Elon Musk says civil war is coming to the U.K. The British beg to differ.
“No one who has even a passing familiarity with the country would embarrass themselves by making such an absurd prediction,” one academic told NBC News.
LONDON — The world’s richest man, tech billionaire Elon Musk, has doubled down on comments that the U.K. in on the verge of "civil war" after more than a week of right-wing riots.
It is virtually impossible to find anyone in Great Britain who agrees with him.
Musk, who owns X and is known for picking fights online and retweeting far-right posts, was responding on his platform to a video allegedly showing rioters clashing with British police after days of far-right violence in several towns and cities across the country.
Tim Bale, a politics professor at England’s Queen Mary University of London, described such talk as “completely and utterly ridiculous,” in an email to NBC News on Tuesday.
“No one who has even a passing familiarity with the country would embarrass themselves by making such an absurd prediction,” he said.
Violence broke out in several towns and cities across the country after three young girls were killed in a knife attack at a Taylor Swift-themed dance party in the seaside town of Southport in northwest England last week.
Amid false rumors that the suspect was a Muslim asylum-seeker, mobs have since attacked hotels housing asylum-seekers, as well as mosques, leading to hundreds of arrests. The suspect, Axel Rudakubana, 17, was born in the Welsh capital of Cardiff and lived for years in a village near Southport itself, police said.
Musk's remarks were quickly rebuffed by Prime Minister Keir Starmer’s office, which said in a statement that such comments had “no justification.”
In a separate video message posted to X, Starmer said: “Whatever the apparent motivation, this is not protest. It is pure violence and we will not tolerate attacks on mosques or our Muslim communities, so the full force of the law will be visited on all those who are identified as having taken part in these activities.”
Starmer didn't sway Musk, who responded: “Shouldn’t you be concerned about attacks on *all* communities?” Directly tagging Starmer in a later post, he asked: “Why aren’t all communities protected in Britain?”
In recent years, Musk, whose daughter is transgender, has taken a hard-right turn into conservative politics and has been outspoken against policies designed to support that community. This month, he said he was pulling his businesses out of California to protest a new state law that bars schools from requiring that trans kids be outed to their parents.

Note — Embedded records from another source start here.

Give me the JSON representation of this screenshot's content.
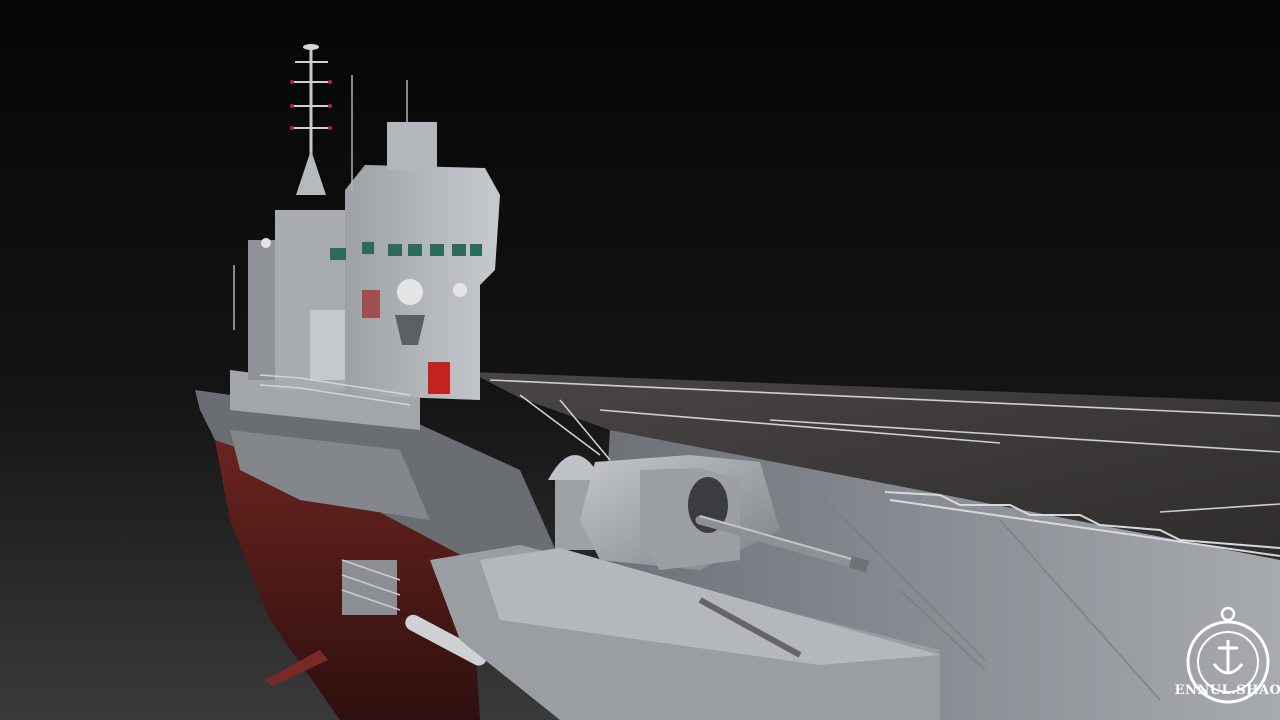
{
  "scene": {
    "subject": "aircraft-carrier-3d-render",
    "background_top": "#050505",
    "background_bottom": "#3a3a3a",
    "hull_red": "#5a1f1a",
    "deck_color": "#3b3838",
    "steel_light": "#b9bcc0",
    "steel_mid": "#8e9297",
    "steel_dark": "#5f6368",
    "window_green": "#2c6b5a",
    "accent_red": "#c2231e"
  },
  "watermark": {
    "text": "ENNUL.SHAO",
    "icon": "anchor-seal-icon",
    "color": "#ffffff"
  }
}
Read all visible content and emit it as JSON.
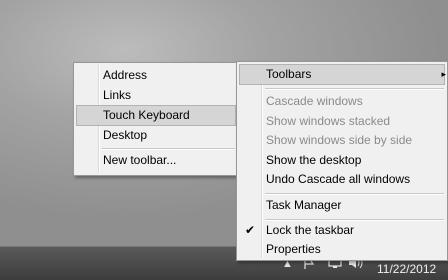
{
  "toolbars_submenu": {
    "items": [
      {
        "label": "Address"
      },
      {
        "label": "Links"
      },
      {
        "label": "Touch Keyboard"
      },
      {
        "label": "Desktop"
      }
    ],
    "new_toolbar": "New toolbar..."
  },
  "context_menu": {
    "toolbars": "Toolbars",
    "cascade": "Cascade windows",
    "stacked": "Show windows stacked",
    "side_by_side": "Show windows side by side",
    "show_desktop": "Show the desktop",
    "undo_cascade": "Undo Cascade all windows",
    "task_manager": "Task Manager",
    "lock_taskbar": "Lock the taskbar",
    "properties": "Properties",
    "check_glyph": "✔",
    "arrow_glyph": "▸"
  },
  "tray": {
    "date": "11/22/2012",
    "icons": [
      "show-hidden-icon",
      "flag-icon",
      "network-icon",
      "volume-icon"
    ]
  }
}
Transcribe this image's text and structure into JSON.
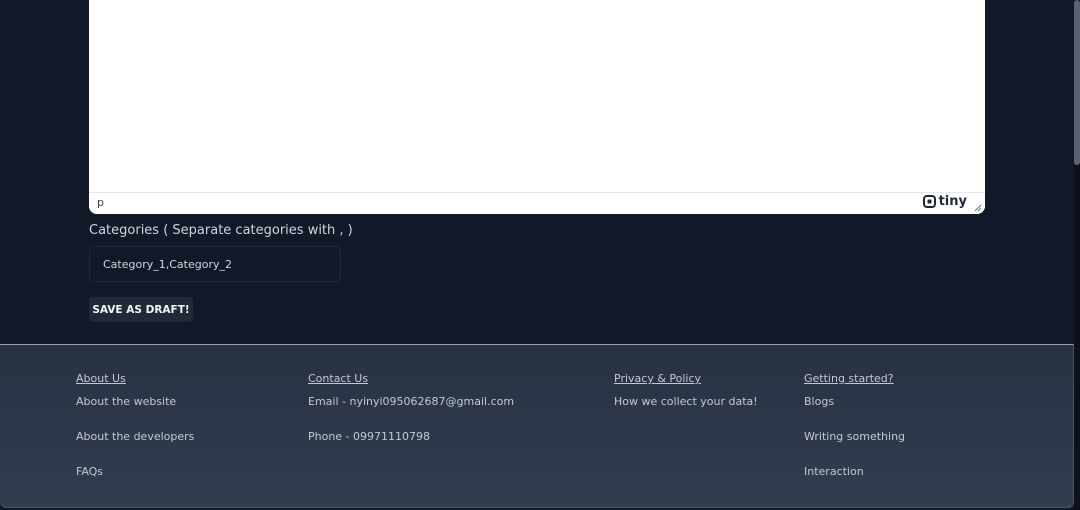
{
  "editor": {
    "status_path": "p",
    "brand": "tiny"
  },
  "categories": {
    "label": "Categories ( Separate categories with , )",
    "value": "Category_1,Category_2"
  },
  "actions": {
    "save_draft_label": "SAVE AS DRAFT!"
  },
  "footer": {
    "about": {
      "heading": "About Us",
      "items": [
        "About the website",
        "About the developers",
        "FAQs"
      ]
    },
    "contact": {
      "heading": "Contact Us",
      "items": [
        "Email - nyinyi095062687@gmail.com",
        "Phone - 09971110798"
      ]
    },
    "privacy": {
      "heading": "Privacy & Policy",
      "items": [
        "How we collect your data!"
      ]
    },
    "started": {
      "heading": "Getting started?",
      "items": [
        "Blogs",
        "Writing something",
        "Interaction"
      ]
    }
  },
  "colors": {
    "page_background": "#111827",
    "footer_background": "#2d3748",
    "button_background": "#1f2937"
  }
}
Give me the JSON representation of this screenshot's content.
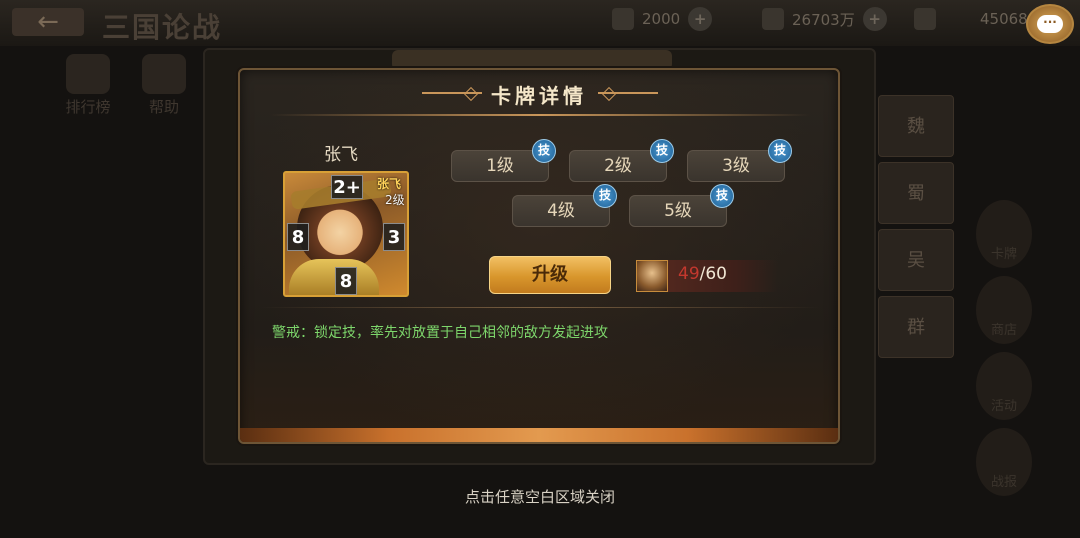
{
  "background": {
    "back_icon": "back-arrow-icon",
    "title": "三国论战",
    "resources": [
      {
        "icon": "stamina-icon",
        "value": "2000"
      },
      {
        "icon": "coin-icon",
        "value": "26703万"
      },
      {
        "icon": "ingot-icon",
        "value": "45068"
      }
    ],
    "left_menu": [
      "排行榜",
      "帮助"
    ],
    "faction_tabs": [
      "魏",
      "蜀",
      "吴",
      "群"
    ],
    "right_menu": [
      "卡牌",
      "商店",
      "活动",
      "战报"
    ]
  },
  "modal": {
    "title": "卡牌详情",
    "card": {
      "name": "张飞",
      "card_name": "张飞",
      "card_level": "2级",
      "stats": {
        "top": "2+",
        "left": "8",
        "right": "3",
        "bottom": "8"
      }
    },
    "level_buttons": [
      {
        "label": "1级",
        "badge": "技"
      },
      {
        "label": "2级",
        "badge": "技"
      },
      {
        "label": "3级",
        "badge": "技"
      },
      {
        "label": "4级",
        "badge": "技"
      },
      {
        "label": "5级",
        "badge": "技"
      }
    ],
    "upgrade_label": "升级",
    "shards": {
      "current": "49",
      "total": "/60"
    },
    "skill_description": "警戒：锁定技，率先对放置于自己相邻的敌方发起进攻"
  },
  "close_hint": "点击任意空白区域关闭",
  "colors": {
    "accent_gold": "#d8962c",
    "skill_badge": "#1d5f94",
    "skill_text": "#7dd66b",
    "shard_current": "#c3382e"
  }
}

The U.K. riots have become one of the first major challenges for Starmer, whose center-left Labour Party took power last month in a landslide election victory, ousting the Conservative Party, which after 14 years in government left office.

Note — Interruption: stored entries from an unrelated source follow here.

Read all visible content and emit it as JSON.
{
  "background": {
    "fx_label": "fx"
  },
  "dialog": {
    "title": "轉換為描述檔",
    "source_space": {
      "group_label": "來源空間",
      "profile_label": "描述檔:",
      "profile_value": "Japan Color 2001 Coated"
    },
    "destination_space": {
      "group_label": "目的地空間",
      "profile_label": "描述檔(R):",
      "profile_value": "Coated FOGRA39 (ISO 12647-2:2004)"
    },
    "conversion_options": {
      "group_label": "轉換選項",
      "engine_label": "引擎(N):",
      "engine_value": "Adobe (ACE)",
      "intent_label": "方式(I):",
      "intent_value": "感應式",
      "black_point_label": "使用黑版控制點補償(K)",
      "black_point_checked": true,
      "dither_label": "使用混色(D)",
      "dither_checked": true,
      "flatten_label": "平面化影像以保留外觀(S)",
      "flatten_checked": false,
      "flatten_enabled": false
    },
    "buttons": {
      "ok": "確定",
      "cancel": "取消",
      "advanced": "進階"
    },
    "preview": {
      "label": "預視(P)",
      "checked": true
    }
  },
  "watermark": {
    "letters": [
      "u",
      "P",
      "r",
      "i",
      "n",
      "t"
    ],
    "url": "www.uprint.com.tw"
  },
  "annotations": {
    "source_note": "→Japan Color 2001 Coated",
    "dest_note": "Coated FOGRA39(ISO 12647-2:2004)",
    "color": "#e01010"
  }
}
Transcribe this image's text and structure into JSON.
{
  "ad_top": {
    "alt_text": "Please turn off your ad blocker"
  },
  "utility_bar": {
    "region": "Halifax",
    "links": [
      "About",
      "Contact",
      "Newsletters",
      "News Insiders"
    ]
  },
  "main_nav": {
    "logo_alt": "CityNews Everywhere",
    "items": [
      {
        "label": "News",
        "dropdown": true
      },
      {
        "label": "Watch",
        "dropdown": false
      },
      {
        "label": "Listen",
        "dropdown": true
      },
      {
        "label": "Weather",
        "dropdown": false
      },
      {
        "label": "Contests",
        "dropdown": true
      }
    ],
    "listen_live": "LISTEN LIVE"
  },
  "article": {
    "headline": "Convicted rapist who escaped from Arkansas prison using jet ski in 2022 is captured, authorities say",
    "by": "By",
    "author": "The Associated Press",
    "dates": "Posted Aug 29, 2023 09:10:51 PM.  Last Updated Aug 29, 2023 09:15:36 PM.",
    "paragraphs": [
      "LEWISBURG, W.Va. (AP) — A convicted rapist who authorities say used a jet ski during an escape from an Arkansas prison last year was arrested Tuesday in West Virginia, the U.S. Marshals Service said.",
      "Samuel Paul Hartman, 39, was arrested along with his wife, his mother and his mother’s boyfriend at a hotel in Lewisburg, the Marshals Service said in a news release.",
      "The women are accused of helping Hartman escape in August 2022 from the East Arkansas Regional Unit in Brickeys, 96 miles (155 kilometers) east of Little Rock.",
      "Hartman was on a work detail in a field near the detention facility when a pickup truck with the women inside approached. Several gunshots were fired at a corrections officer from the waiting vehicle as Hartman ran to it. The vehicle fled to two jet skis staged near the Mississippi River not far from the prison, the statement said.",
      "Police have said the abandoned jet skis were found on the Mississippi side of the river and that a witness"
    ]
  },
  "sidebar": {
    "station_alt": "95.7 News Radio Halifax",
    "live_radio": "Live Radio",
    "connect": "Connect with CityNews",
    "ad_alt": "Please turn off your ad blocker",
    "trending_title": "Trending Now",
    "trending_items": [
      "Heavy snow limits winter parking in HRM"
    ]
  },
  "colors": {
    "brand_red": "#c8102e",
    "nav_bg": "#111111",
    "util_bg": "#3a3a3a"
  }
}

Starmer's government is facing a wide array of issues. While the U.K. is one of the richest nations in the world, its public health service is deeply troubled and faces a cost-of-living crisis. Damningly, the sixth-largest economy in the world has the highest levels of child poverty among richest countries, according to the United Nations Children’s Fund.
The riots are an important reminder that a small minority of people are prepared to attack property and police in the name of “protecting our kids” from religious and ethnic minorities, Bale, the politics professor, said.
“They are, and I can’t stress this enough, a tiny minority of a population of 67 million,” he added. “In short, the riots may be no joke but civil war most definitely is.”
However ridiculous claims of civil war may be, Starmer and his government will have to grapple with claims propagated by the far-right that at the root of many of the U.K.’s problems are migrants and ethnic minorities.
Miles of column inches have also been devoted to the migrants illegally crossing the English Channel in inflatable boats in the U.K.'s right-wing press.
“This explosion of racist violence across the country is the result of years of far-right agitation,” anti-racism research group Hope Not Hate said in a statementabout Monday's unrest, adding that the riots are also the result of “a climate of anti-Muslim and anti-asylum-seeker hostility.”
Musk's comments were criticized by politicians on both the left and right.
Justice Minister Heidi Alexander told British broadcaster Sky News that “the language around civil war being inevitable is totally unjustified.”
And Neil Basu, the country’s former head of counterterrorism policing, called rioters who targeted a hotel housing asylum-seekers over the weekend “bullies and cowards.”
Rory Stewart, a former Conservative lawmaker who served as both environment and international development minister, also questioned the wisdom of Musk's comments.
“Since when have you claimed to understand British communities or British politics,” he wrote on X. “Exactly how many days have you spent with these communities? Does it ever occur to you that this might perhaps be the wrong time to sound off about a subject you know nothing about?”